Blues for an Alabama Sky by Pearl Cleage
The African American Theater Arts Troupe presented Blues for an Alabama Sky, by Pearl Cleage. This production proved to be very successful both in terms of performance, as well as outreach. This production consisted of 17 students and 1 community member. Blues For An Alabama Sky, opened at Theater Arts Second Stage on February 15, 2001. Approximately 800 students and community members during its tour-performance run attended it.The following three weekends AATAT presented a fourteen -night performance run at the Monterey Peninsula Community College Main Stage. The cast and crew stayed for three nights at the Holiday Express in Monterey California. Each night we had well over 200 attendees. I am honored to state that Vice Chancellor Anderson of MPC was helpful in creating wonderful reception venues, giving us the opportunity to meet and socialize with interested community members before and after our performances. This gave us the opportunity to speak with parents and potential students about UCSC.
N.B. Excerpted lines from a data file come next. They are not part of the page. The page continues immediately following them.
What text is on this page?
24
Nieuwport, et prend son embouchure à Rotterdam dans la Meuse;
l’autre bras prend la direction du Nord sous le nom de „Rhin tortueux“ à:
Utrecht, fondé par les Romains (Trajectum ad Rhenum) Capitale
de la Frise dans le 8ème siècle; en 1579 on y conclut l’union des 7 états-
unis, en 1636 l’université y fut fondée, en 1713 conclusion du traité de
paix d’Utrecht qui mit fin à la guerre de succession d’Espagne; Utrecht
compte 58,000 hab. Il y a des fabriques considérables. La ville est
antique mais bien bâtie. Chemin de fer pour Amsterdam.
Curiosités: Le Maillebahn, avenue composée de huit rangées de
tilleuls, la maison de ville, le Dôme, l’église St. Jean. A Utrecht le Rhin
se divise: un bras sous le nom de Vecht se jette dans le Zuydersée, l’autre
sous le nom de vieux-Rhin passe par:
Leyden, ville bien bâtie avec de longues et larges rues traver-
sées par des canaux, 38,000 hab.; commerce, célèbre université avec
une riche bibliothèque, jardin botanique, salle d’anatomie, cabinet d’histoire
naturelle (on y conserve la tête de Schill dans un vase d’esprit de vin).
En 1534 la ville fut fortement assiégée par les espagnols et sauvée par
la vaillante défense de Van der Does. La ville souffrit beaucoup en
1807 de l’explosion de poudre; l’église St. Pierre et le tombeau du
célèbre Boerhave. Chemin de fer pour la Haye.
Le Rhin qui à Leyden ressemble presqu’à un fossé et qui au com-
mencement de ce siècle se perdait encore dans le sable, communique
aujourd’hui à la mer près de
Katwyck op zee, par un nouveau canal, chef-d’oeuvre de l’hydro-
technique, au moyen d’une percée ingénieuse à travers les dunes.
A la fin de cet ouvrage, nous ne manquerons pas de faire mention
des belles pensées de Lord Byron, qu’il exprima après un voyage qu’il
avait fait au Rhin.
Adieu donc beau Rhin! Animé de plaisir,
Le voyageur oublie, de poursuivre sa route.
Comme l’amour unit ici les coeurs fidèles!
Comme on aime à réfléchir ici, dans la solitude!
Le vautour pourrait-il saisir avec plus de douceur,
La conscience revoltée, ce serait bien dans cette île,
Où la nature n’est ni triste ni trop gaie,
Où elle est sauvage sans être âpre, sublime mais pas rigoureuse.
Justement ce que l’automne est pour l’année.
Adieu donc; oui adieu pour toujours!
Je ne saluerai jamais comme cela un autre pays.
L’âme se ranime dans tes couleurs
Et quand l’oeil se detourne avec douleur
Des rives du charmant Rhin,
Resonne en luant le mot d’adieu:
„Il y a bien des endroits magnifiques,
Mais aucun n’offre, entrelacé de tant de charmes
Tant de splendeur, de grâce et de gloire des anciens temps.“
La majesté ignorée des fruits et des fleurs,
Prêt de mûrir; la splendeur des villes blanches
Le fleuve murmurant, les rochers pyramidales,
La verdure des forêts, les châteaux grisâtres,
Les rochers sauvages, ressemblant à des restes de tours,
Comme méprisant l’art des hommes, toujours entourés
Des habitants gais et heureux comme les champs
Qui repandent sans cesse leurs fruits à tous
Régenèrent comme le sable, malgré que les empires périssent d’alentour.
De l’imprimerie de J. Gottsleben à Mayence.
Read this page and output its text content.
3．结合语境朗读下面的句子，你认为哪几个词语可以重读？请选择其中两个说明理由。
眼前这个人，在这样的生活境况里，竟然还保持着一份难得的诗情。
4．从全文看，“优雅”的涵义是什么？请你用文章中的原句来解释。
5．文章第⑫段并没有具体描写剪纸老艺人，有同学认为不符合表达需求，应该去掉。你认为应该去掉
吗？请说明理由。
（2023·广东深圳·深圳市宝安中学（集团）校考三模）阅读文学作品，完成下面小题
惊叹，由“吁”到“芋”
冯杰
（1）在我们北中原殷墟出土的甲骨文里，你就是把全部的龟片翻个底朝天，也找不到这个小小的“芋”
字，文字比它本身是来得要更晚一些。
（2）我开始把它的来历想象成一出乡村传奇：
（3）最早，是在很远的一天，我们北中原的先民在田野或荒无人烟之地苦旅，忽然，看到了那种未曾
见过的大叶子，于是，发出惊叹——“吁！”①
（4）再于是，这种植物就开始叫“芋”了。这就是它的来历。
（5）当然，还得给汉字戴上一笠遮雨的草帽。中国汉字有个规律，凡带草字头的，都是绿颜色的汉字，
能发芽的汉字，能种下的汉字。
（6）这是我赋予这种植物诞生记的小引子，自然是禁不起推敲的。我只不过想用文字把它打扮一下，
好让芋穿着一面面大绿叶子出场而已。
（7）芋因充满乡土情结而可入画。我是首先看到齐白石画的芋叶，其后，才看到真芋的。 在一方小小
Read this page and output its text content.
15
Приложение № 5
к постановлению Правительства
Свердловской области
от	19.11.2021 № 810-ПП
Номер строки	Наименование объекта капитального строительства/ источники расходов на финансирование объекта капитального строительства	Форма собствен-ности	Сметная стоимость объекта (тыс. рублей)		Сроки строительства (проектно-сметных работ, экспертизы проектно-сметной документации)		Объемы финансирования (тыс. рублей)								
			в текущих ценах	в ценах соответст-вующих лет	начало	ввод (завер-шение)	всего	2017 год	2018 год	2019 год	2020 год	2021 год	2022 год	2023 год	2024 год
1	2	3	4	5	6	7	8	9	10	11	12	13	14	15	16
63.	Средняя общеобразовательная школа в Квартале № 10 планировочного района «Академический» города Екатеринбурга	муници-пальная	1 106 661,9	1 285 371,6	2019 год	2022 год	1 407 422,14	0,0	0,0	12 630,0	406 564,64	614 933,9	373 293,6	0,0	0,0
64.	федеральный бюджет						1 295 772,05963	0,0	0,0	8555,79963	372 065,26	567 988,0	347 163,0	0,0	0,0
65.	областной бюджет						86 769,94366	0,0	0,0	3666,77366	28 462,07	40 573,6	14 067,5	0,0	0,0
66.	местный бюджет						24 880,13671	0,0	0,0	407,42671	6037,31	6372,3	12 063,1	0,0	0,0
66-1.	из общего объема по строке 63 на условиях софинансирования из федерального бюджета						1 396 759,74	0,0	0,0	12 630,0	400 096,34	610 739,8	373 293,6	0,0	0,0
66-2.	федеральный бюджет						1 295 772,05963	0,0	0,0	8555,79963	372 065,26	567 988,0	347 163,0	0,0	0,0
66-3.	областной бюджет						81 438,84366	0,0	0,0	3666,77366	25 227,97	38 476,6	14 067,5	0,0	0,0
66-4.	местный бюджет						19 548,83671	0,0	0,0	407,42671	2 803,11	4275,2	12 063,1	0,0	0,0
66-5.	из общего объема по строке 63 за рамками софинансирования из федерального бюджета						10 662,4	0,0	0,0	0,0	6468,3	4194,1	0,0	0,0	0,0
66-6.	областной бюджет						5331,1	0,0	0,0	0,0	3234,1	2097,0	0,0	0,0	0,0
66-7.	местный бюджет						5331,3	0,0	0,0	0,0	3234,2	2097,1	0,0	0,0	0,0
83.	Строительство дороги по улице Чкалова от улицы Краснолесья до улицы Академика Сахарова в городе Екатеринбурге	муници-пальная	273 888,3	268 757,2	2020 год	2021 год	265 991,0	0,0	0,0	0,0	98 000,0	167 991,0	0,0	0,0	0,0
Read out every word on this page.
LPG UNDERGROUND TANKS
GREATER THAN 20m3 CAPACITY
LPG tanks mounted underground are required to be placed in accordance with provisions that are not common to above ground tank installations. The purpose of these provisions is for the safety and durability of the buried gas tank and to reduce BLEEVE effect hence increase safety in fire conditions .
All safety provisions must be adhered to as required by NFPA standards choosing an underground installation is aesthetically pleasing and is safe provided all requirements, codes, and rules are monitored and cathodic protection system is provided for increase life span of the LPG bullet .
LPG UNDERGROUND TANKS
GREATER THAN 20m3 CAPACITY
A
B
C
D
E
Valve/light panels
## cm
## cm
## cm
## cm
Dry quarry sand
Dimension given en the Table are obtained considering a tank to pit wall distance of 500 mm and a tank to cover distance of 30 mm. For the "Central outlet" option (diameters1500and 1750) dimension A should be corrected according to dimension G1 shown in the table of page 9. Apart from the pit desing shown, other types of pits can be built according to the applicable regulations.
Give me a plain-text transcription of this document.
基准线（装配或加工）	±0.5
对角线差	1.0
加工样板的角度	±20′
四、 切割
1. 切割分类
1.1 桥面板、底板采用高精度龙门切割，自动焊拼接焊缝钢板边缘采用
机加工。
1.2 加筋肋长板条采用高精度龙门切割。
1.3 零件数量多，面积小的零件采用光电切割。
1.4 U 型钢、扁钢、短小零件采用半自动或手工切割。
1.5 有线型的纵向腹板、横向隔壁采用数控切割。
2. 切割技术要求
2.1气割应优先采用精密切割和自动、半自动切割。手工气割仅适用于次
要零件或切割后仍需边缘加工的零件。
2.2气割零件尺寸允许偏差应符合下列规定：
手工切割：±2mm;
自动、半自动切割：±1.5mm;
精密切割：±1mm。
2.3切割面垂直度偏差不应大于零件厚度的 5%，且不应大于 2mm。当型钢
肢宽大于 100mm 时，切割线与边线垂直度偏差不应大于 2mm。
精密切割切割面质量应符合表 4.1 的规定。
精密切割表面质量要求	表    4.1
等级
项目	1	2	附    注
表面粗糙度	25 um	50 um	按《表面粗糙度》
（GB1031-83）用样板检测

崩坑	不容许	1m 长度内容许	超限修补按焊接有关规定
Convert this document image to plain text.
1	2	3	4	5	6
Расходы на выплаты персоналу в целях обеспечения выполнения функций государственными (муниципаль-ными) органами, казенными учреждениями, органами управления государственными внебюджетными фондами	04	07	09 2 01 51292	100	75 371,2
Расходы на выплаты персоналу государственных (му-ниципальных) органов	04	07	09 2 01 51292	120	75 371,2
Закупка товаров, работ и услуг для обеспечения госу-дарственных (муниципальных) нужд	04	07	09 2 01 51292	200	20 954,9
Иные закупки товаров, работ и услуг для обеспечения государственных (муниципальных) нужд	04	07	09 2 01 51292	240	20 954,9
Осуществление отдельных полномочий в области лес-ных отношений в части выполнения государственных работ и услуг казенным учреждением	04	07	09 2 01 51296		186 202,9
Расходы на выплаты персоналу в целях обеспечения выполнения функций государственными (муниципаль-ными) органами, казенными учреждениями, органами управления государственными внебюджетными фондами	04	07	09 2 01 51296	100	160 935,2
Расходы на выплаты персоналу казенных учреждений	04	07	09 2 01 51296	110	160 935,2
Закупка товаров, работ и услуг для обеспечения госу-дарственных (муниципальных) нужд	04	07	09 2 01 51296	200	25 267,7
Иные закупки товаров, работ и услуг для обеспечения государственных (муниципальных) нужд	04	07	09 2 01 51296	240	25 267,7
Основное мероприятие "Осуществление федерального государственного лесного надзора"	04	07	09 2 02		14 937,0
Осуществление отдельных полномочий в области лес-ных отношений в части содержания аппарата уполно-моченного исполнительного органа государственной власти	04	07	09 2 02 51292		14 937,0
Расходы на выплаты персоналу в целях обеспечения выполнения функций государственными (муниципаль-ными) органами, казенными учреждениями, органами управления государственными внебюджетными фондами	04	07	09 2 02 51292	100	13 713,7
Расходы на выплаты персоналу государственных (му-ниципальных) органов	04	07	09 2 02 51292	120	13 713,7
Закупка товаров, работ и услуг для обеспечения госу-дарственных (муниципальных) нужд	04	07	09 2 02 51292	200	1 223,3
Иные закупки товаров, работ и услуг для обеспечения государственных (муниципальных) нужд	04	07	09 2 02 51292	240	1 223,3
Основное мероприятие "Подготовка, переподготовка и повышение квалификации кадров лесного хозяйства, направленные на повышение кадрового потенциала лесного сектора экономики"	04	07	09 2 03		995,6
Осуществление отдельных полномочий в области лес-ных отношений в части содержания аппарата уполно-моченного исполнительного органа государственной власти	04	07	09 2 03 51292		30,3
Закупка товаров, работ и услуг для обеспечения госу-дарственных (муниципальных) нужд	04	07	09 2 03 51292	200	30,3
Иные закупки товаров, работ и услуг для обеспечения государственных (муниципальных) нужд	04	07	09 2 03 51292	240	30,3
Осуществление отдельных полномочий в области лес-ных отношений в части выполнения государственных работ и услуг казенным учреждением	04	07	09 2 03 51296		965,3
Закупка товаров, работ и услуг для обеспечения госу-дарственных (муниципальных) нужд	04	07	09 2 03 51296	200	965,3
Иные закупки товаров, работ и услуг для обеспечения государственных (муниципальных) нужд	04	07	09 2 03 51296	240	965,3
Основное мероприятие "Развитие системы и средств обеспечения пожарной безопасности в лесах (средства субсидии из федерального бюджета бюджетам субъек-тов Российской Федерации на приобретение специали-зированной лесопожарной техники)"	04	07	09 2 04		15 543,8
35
It is the summer of 1930 in Harlem, New York. The creative euphoria of the Harlem Renaissance has given way to the harsher realities of the Great Depression. Young Reverend Adam Clayton Powell, Jr., is feeding the hungry and preaching an activist gospel at Abyssinian Baptist Church. Black Nationalist visionary Marcus Garvey has been discredited and deported. Birth control pioneer Margaret Sanger is opening a new family planning clinic on 126th Street, and the doctors at Harlem Hospital are scrambling to care for a population whose most deadly disease is poverty. The play brings together a rich cast of characters who reflect the conflicting currents of the time through their overlapping personalities and politics. Set in the Harlem apartment of Guy, a popular costume designer, and his friend, Angel, a recently fired Cotton Club back-up singer, the cast also includes Sam, a hard-working, jazz-loving doctor at Harlem Hospital; Delia, an equally dedicated member of the staff at the Sanger clinic; and Leland, a recent transplant from Tuskegee, who sees in Angel a memory of lost love and a reminder of those "Alabama skies where the stars are so thick it's bright as day." Invoking the image of African-American expatriate extraordinaire, Josephine Baker as both muse and myth, Cleage's characters struggle, as Guy says, "to look beyond 125th Street" for the fulfillment of their dreams.